'If any team goes for a shootout with Dublin, they'll get beaten': McEnaney
WHATEVER it was that Monaghan learned in Clones last weekend, they at least have an immediate chance to put into practice in Croke Park this Sunday.
"The big thing for me was the turnovers," says former Farney County and Meath manager, Seamus 'Banty' McEnaney. "When Monaghan came into the danger area, they (Dublin) turned them over unbelievably.
"It wasn't really about Monaghan or bad handling. It was just about pure power. They were so strong in the tackle and had bodies behind the ball.
"The physique of the Dublin team is absolutely incredible - Paul Flynn, Diarmuid Connolly, Rory O'Carroll, Tomás Brady… unbelievable.
"The reality is, if any team goes for a shootout with Dublin, they're going to get beaten - including Kerry."

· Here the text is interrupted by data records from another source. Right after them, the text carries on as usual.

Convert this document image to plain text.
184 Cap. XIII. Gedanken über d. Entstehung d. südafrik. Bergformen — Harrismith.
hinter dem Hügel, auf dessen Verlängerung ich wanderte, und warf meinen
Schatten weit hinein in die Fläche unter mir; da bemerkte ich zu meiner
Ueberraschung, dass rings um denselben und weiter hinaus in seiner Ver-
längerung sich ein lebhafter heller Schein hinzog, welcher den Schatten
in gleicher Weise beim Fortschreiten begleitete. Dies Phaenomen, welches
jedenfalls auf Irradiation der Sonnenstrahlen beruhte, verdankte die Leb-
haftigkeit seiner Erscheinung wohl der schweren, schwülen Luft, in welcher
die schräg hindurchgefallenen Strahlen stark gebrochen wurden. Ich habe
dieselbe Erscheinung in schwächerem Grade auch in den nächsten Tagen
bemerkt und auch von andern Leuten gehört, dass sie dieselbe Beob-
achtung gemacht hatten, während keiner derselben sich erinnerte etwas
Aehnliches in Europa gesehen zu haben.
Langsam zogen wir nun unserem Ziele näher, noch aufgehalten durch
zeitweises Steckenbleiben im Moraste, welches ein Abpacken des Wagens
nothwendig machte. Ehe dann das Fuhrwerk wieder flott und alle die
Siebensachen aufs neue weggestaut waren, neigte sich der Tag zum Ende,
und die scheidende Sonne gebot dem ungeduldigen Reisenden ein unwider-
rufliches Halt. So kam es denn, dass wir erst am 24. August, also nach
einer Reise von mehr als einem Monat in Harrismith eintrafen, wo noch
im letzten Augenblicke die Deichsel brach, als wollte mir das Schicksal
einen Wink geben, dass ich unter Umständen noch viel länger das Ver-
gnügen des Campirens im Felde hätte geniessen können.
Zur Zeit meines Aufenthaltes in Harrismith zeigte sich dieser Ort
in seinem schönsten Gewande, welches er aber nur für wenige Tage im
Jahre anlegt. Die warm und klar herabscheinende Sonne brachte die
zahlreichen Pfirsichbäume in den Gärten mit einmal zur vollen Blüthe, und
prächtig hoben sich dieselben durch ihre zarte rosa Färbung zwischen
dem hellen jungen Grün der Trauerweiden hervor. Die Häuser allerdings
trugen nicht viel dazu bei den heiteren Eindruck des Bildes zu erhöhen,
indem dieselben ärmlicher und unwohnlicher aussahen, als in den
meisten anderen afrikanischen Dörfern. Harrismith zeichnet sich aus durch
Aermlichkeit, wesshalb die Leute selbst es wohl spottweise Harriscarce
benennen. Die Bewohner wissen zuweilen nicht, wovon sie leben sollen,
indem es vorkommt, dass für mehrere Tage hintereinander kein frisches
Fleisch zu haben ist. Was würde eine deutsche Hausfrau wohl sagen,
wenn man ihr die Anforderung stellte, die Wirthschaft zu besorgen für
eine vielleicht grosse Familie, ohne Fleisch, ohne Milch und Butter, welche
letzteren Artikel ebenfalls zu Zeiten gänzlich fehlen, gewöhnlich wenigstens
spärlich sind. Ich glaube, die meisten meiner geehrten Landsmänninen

"Monaghan were on the back foot for the entire hour with Jack McCaffrey.
"But whereas last year, they were leaving gaps behind them when he or someone else was going forward, now they're not. They're covering for those boys when they go forward."
Yet twice now in the past year, Monaghan have attempted to shut Dublin out and twice, Jim Gavin's team have managed to score goals, hit the front and then pick the Farney men off when their need for scores outranked their predisposition to sit tight.
"There is no doubt in my mind that that is exactly what they will do; try and stifle Dublin," says McEnaney, who insists that Cavan in the Ulster Championship on May 24 will have been the only fixture on the agenda at Monaghan's training camp in Portugal.
"The other thing that I think that Monaghan need to do - and if Dublin have a small weakness, it's this - Monaghan need to play Kieran Hughes alongside Conor McManus in the full-forward line and put in long, early ball.
"Because if Dublin have a weakness it may be in he air in the full-back line. That's the only hope they have of getting at them. They certainly will make it difficult for Dublin if they leave those two men up and put in early ball.
"And stifle them with at least 10 or maybe 11 defenders.
"But," McEnaney concludes, "I'd still try and win the game by playing with four forwards."